The New Yorker treads a thin line between between self-aware irony and tragically conforming to type on album number two

Like Morrissey, Lana Del Rey has mastered song titles that perpetuate her reputation with a knowing wink. The tracklisting of her second official album could form her manifesto: ‘Sad Girl’, ‘Pretty When You Cry’, ‘Money Power Glory’, ‘Fucked My Way Up To The Top’. Rather than the mea culpa that Authenticity Bores would like it to be, the latter is a territorial, if mournful, bitch-slap: “I’m a dragon, you’re a whore/Don’t even know what you’re good for/Mimicking me’s a fucking bore… to me”, she glowers.

It’s hard to know who she means, especially because mimicking Lana Del Rey would be hard. On her 2012 official debut, ‘Born To Die’, she was an idea among icons. As she said recently, “[my persona] literally has nothing to do with me”. It’s either smart postmodern mythmaking or an equally smart get-out-of-jail-free card.

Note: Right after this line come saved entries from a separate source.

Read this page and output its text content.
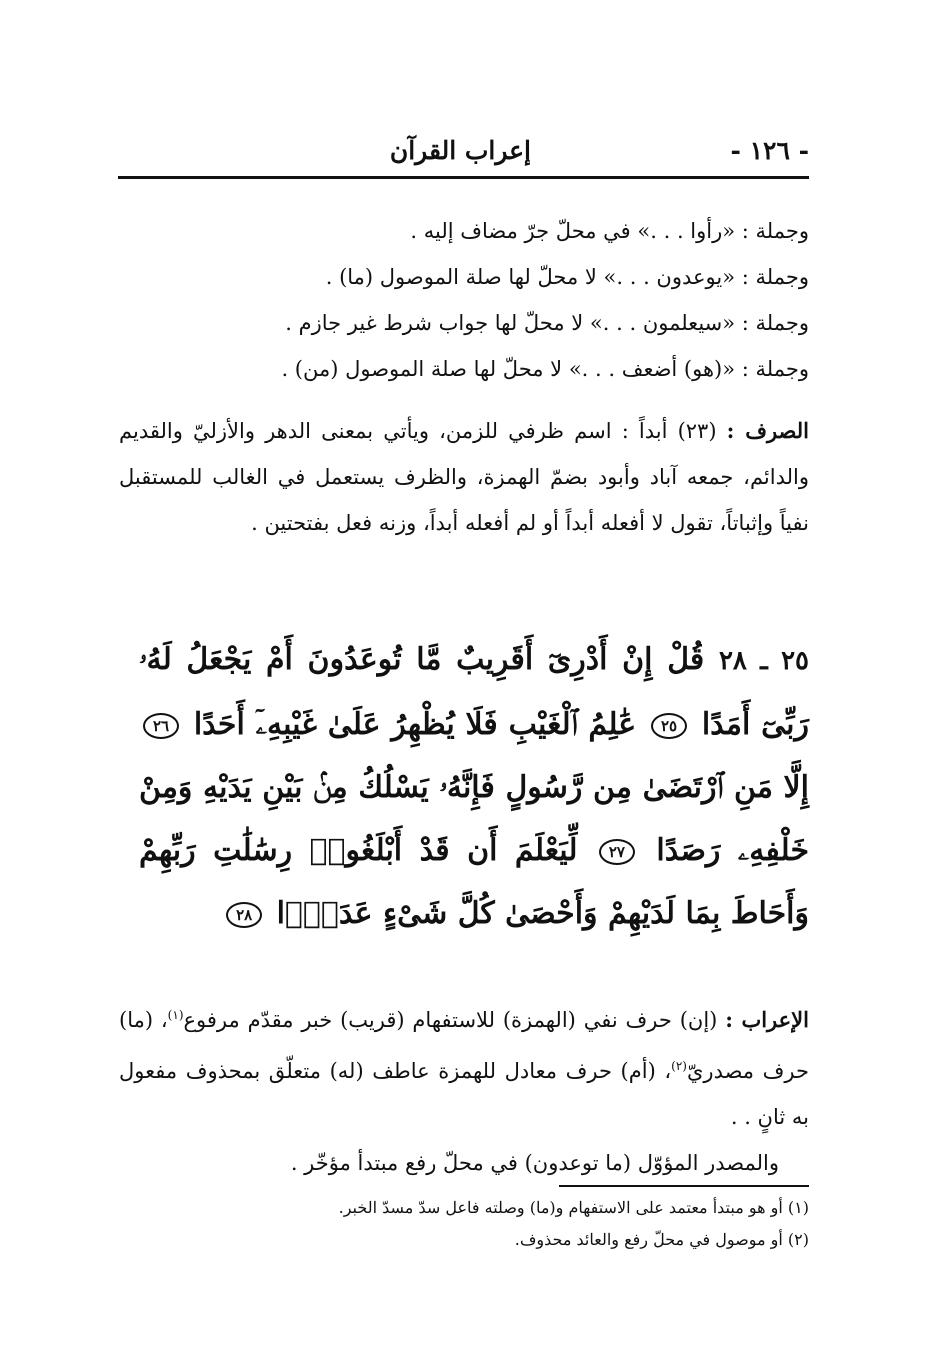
- ١٢٦ -
إعراب القرآن
وجملة : «رأوا . . .» في محلّ جرّ مضاف إليه .
وجملة : «يوعدون . . .» لا محلّ لها صلة الموصول (ما) .
وجملة : «سيعلمون . . .» لا محلّ لها جواب شرط غير جازم .
وجملة : «(هو) أضعف . . .» لا محلّ لها صلة الموصول (من) .
الصرف : (٢٣) أبداً : اسم ظرفي للزمن، ويأتي بمعنى الدهر والأزليّ والقديم والدائم، جمعه آباد وأبود بضمّ الهمزة، والظرف يستعمل في الغالب للمستقبل نفياً وإثباتاً، تقول لا أفعله أبداً أو لم أفعله أبداً، وزنه فعل بفتحتين .
٢٥ ـ ٢٨ قُلْ إِنْ أَدْرِىٓ أَقَرِيبٌ مَّا تُوعَدُونَ أَمْ يَجْعَلُ لَهُۥ رَبِّىٓ أَمَدًا ٢٥ عَٰلِمُ ٱلْغَيْبِ فَلَا يُظْهِرُ عَلَىٰ غَيْبِهِۦٓ أَحَدًا ٢٦ إِلَّا مَنِ ٱرْتَضَىٰ مِن رَّسُولٍ فَإِنَّهُۥ يَسْلُكُ مِنۢ بَيْنِ يَدَيْهِ وَمِنْ خَلْفِهِۦ رَصَدًا ٢٧ لِّيَعْلَمَ أَن قَدْ أَبْلَغُوا۟ رِسَٰلَٰتِ رَبِّهِمْ وَأَحَاطَ بِمَا لَدَيْهِمْ وَأَحْصَىٰ كُلَّ شَىْءٍ عَدَدًۢا ٢٨
الإعراب : (إن) حرف نفي (الهمزة) للاستفهام (قريب) خبر مقدّم مرفوع$^{(١)}$، (ما) حرف مصدريّ$^{(٢)}$، (أم) حرف معادل للهمزة عاطف (له) متعلّق بمحذوف مفعول به ثانٍ . .
والمصدر المؤوّل (ما توعدون) في محلّ رفع مبتدأ مؤخّر .
(١) أو هو مبتدأ معتمد على الاستفهام و(ما) وصلته فاعل سدّ مسدّ الخبر.
(٢) أو موصول في محلّ رفع والعائد محذوف.
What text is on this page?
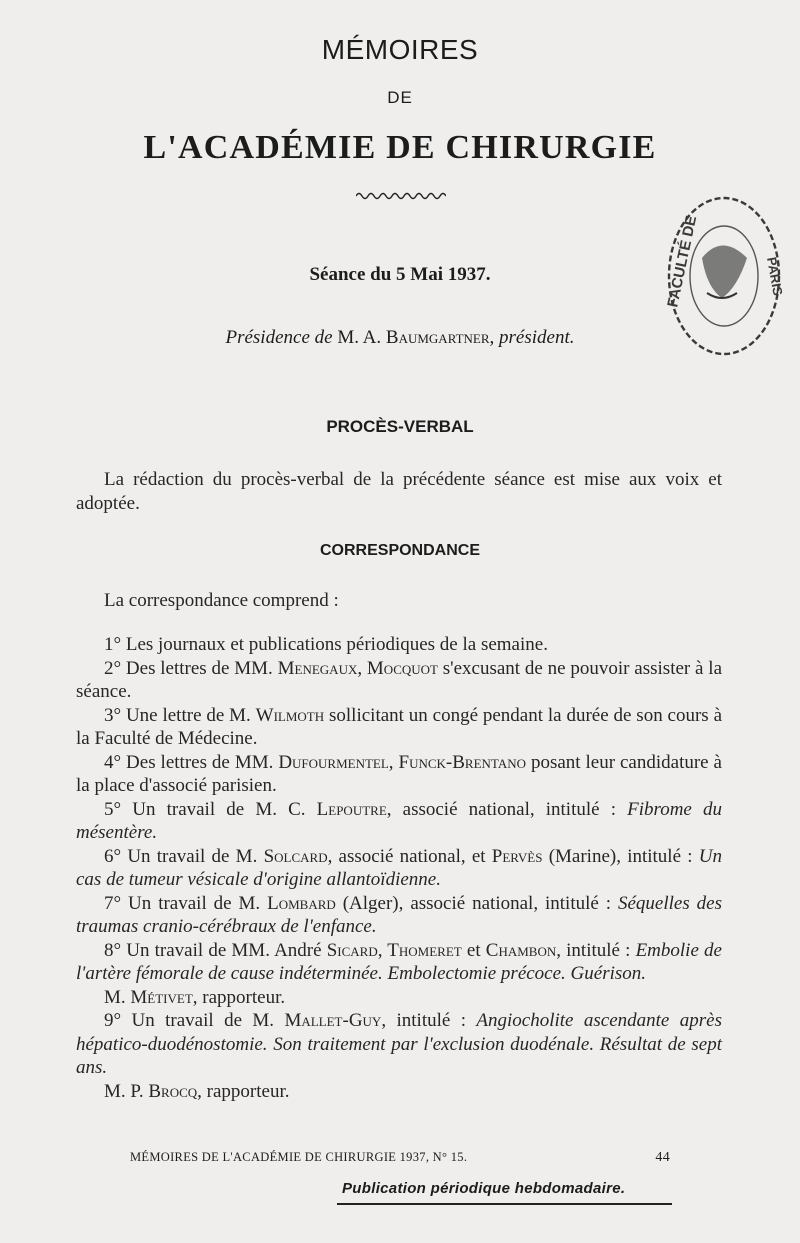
MÉMOIRES
DE
L'ACADÉMIE DE CHIRURGIE
FACULTÉ DE	PARIS
Séance du 5 Mai 1937.
Présidence de M. A. Baumgartner, président.
PROCÈS-VERBAL

La rédaction du procès-verbal de la précédente séance est mise aux voix et adoptée.

CORRESPONDANCE

La correspondance comprend :

1° Les journaux et publications périodiques de la semaine.

2° Des lettres de MM. Menegaux, Mocquot s'excusant de ne pouvoir assister à la séance.

3° Une lettre de M. Wilmoth sollicitant un congé pendant la durée de son cours à la Faculté de Médecine.

4° Des lettres de MM. Dufourmentel, Funck-Brentano posant leur candidature à la place d'associé parisien.

5° Un travail de M. C. Lepoutre, associé national, intitulé : Fibrome du mésentère.

6° Un travail de M. Solcard, associé national, et Pervès (Marine), intitulé : Un cas de tumeur vésicale d'origine allantoïdienne.

7° Un travail de M. Lombard (Alger), associé national, intitulé : Séquelles des traumas cranio-cérébraux de l'enfance.

8° Un travail de MM. André Sicard, Thomeret et Chambon, intitulé : Embolie de l'artère fémorale de cause indéterminée. Embolectomie précoce. Guérison.

M. Métivet, rapporteur.

9° Un travail de M. Mallet-Guy, intitulé : Angiocholite ascendante après hépatico-duodénostomie. Son traitement par l'exclusion duodénale. Résultat de sept ans.

M. P. Brocq, rapporteur.

MÉMOIRES DE L'ACADÉMIE DE CHIRURGIE 1937, N° 15.	44
Publication périodique hebdomadaire.
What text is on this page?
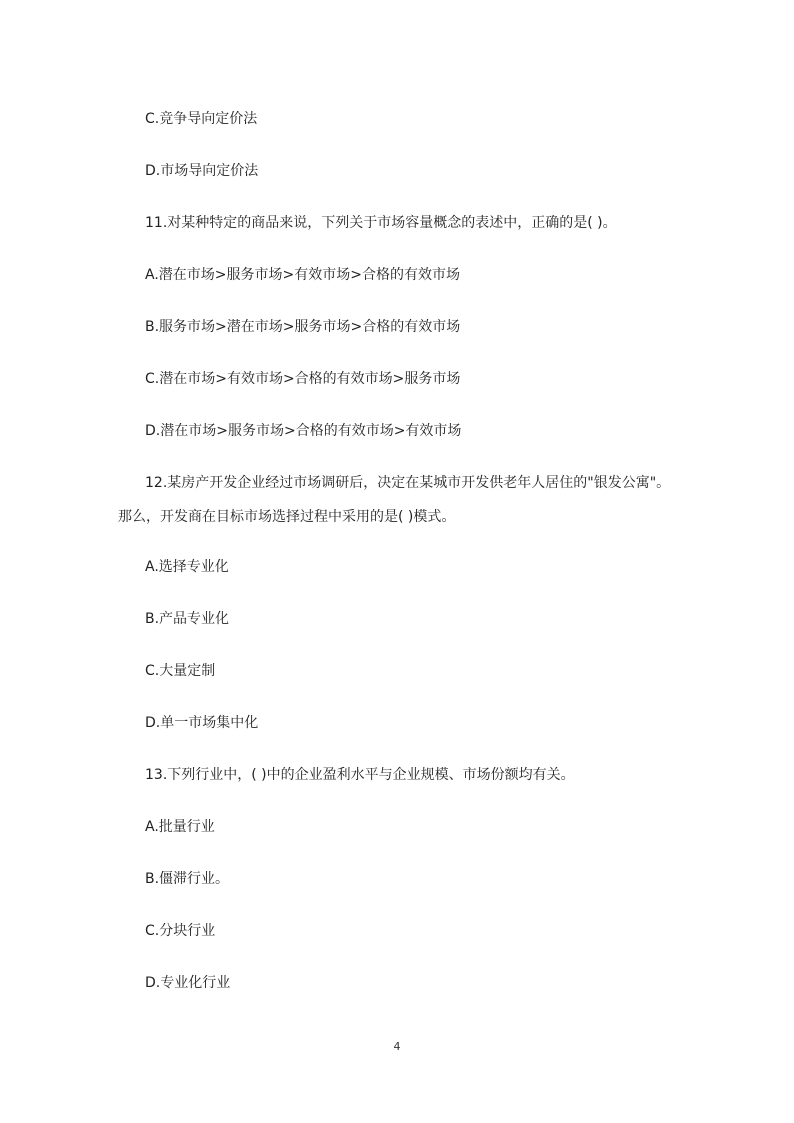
C.竞争导向定价法
D.市场导向定价法
11.对某种特定的商品来说，下列关于市场容量概念的表述中，正确的是( )。
A.潜在市场>服务市场>有效市场>合格的有效市场
B.服务市场>潜在市场>服务市场>合格的有效市场
C.潜在市场>有效市场>合格的有效市场>服务市场
D.潜在市场>服务市场>合格的有效市场>有效市场
12.某房产开发企业经过市场调研后，决定在某城市开发供老年人居住的"银发公寓"。
那么，开发商在目标市场选择过程中采用的是( )模式。
A.选择专业化
B.产品专业化
C.大量定制
D.单一市场集中化
13.下列行业中，( )中的企业盈利水平与企业规模、市场份额均有关。
A.批量行业
B.僵滞行业。
C.分块行业
D.专业化行业
4
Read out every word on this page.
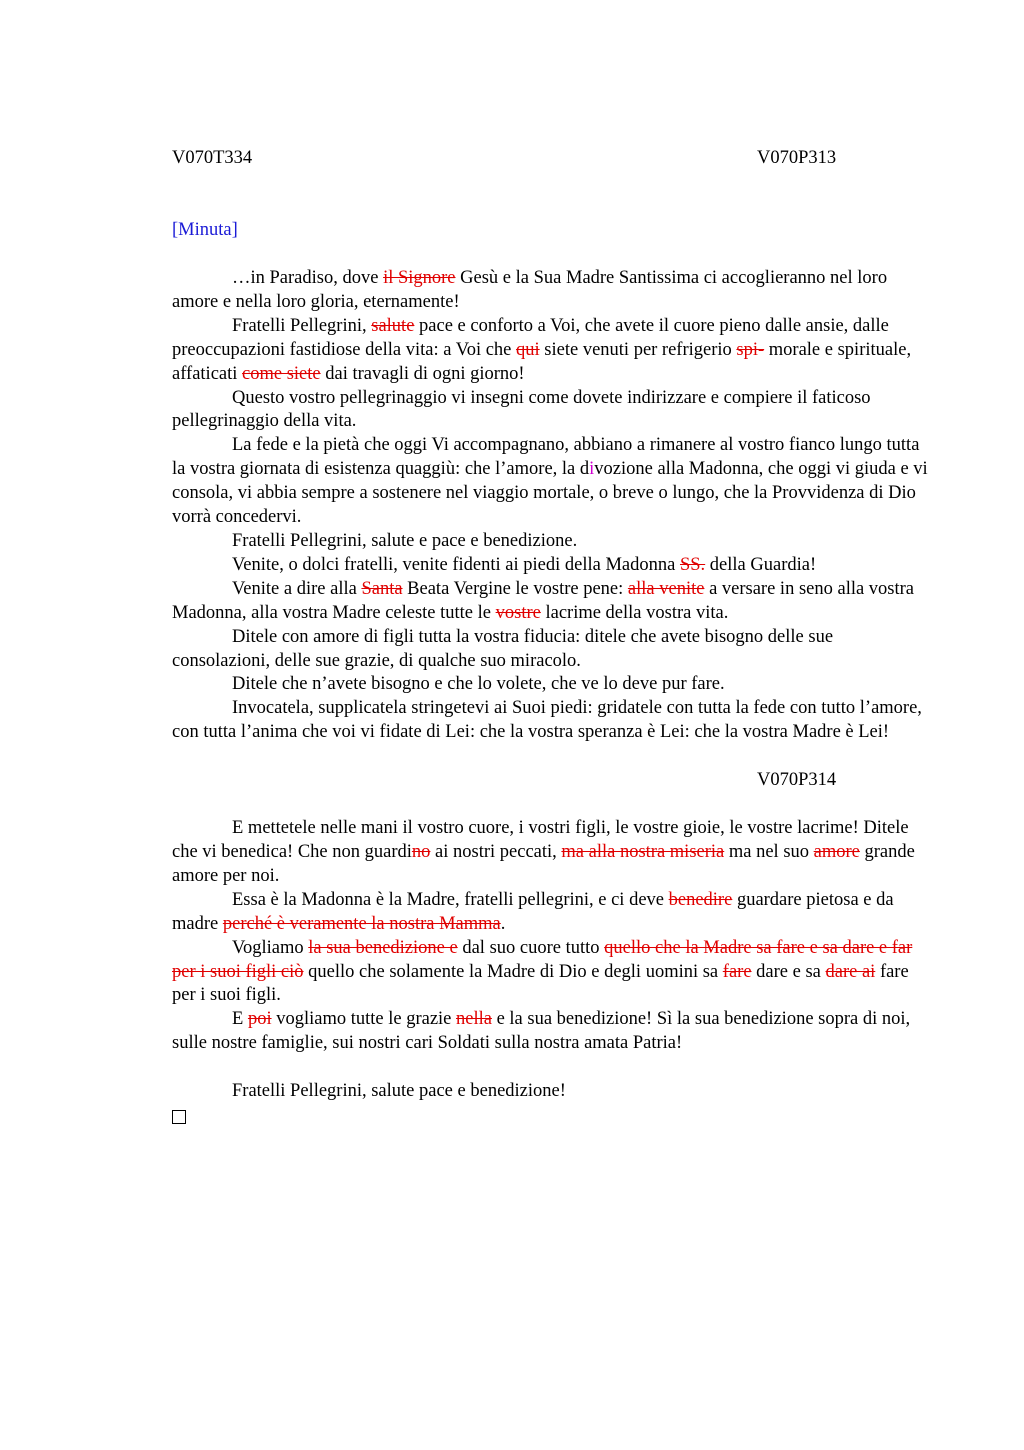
V070T334	V070P313
[Minuta]

…in Paradiso, dove il Signore Gesù e la Sua Madre Santissima ci accoglieranno nel loro amore e nella loro gloria, eternamente!

Fratelli Pellegrini, salute pace e conforto a Voi, che avete il cuore pieno dalle ansie, dalle preoccupazioni fastidiose della vita: a Voi che qui siete venuti per refrigerio spi- morale e spirituale, affaticati come siete dai travagli di ogni giorno!

Questo vostro pellegrinaggio vi insegni come dovete indirizzare e compiere il faticoso pellegrinaggio della vita.

La fede e la pietà che oggi Vi accompagnano, abbiano a rimanere al vostro fianco lungo tutta la vostra giornata di esistenza quaggiù: che l’amore, la divozione alla Madonna, che oggi vi giuda e vi consola, vi abbia sempre a sostenere nel viaggio mortale, o breve o lungo, che la Provvidenza di Dio vorrà concedervi.

Fratelli Pellegrini, salute e pace e benedizione.

Venite, o dolci fratelli, venite fidenti ai piedi della Madonna SS. della Guardia!

Venite a dire alla Santa Beata Vergine le vostre pene: alla venite a versare in seno alla vostra Madonna, alla vostra Madre celeste tutte le vostre lacrime della vostra vita.

Ditele con amore di figli tutta la vostra fiducia: ditele che avete bisogno delle sue consolazioni, delle sue grazie, di qualche suo miracolo.

Ditele che n’avete bisogno e che lo volete, che ve lo deve pur fare.

Invocatela, supplicatela stringetevi ai Suoi piedi: gridatele con tutta la fede con tutto l’amore, con tutta l’anima che voi vi fidate di Lei: che la vostra speranza è Lei: che la vostra Madre è Lei!

V070P314

E mettetele nelle mani il vostro cuore, i vostri figli, le vostre gioie, le vostre lacrime! Ditele che vi benedica! Che non guardino ai nostri peccati, ma alla nostra miseria ma nel suo amore grande amore per noi.

Essa è la Madonna è la Madre, fratelli pellegrini, e ci deve benedire guardare pietosa e da madre perché è veramente la nostra Mamma.

Vogliamo la sua benedizione e dal suo cuore tutto quello che la Madre sa fare e sa dare e far per i suoi figli ciò quello che solamente la Madre di Dio e degli uomini sa fare dare e sa dare ai fare per i suoi figli.

E poi vogliamo tutte le grazie nella e la sua benedizione! Sì la sua benedizione sopra di noi, sulle nostre famiglie, sui nostri cari Soldati sulla nostra amata Patria!

Fratelli Pellegrini, salute pace e benedizione!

Produced by The Black Keys’ Dan Auerbach, however, ‘Ultraviolence’ attempts to define Del Rey’s musical identity. Most of these 11 songs are stately ballads that swap her old hip-hop affectations and hiccupping-baby vocals for languid desert rock. The pace is unwavering: her notably powerful voice reaches piercing highs before evaporating, like steam rising from hot coals, while Auerbach punctuates his reverby sandstorms with occasional guitar solos. Even though the silliness of ‘Born To Die’ was key to its appeal (how many syllables in “py-y-y-tho-o-on” again?) the classy ‘Ultraviolence’ sounds like a better capital-A album, putting Del Rey first in line to helm the next Bond theme.

Following the first album’s submissive “I’d die without you” pouting, ‘Ultraviolence’’s Chris Isaak-indebted lead single, ‘West Coast’ suggests Del Rey’s seeking independence: “I get this feeling like it all could happen/That’s why I’m leaving you, for the moment”, she sings, from a rare position of power. But it doesn’t last: elsewhere she’s in thrall to rote, druggy bad-boys who treat women like dirt.

Much of ‘Ultraviolence’ conforms to a feminine ideal forged in 1959, the year Nina Simone released ‘The Other Woman’ (about the mistress’ eternal solitude), which Del Rey covers here. Her 2014 equivalent, ‘Sad Girl’, sounds like an awkward supper-club seduction and concerns a besotted prostitute whose only power is vaguely threatened indiscretion. ‘Pretty When You Cry’’s ragged edges evoke early Cat Power, but without any of her searing anguish: Del Rey’s lover treats her terribly because she looks cute when she’s upset. She exalts a violent man on the title track, referencing The Crystals’ ‘He Hit Me (And It Felt Like A Kiss)’. It’s harder still to listen knowing that Del Rey claims these situations are all true-to-life. 85% of domestic violence victims return to their abusers, submission is an ancient peccadillo, and there’s no accounting for taste. But she conjures them with surface-level sadness worn like a shade of eyeshadow, which swiftly wears thin if you have no time for one-dimensional cads.

‘Ultraviolence’ is a funny second album for the way Del Rey makes jokes at her own expense, inhabiting roles that critics have imagined for her based on the malleability of her early references. She’s a bohemian dimwit on ‘Brooklyn Baby’, and reaches a state of semi-religious ecstasy at the thought of the excellent ‘Money Power Glory”s titular attributes. The line between self-aware irony and tragically conforming to type is thin, though, her knowing winks getting stuck in a tangle of false eyelashes, and ultimately undermining what had the potential to be a powerful artistic statement.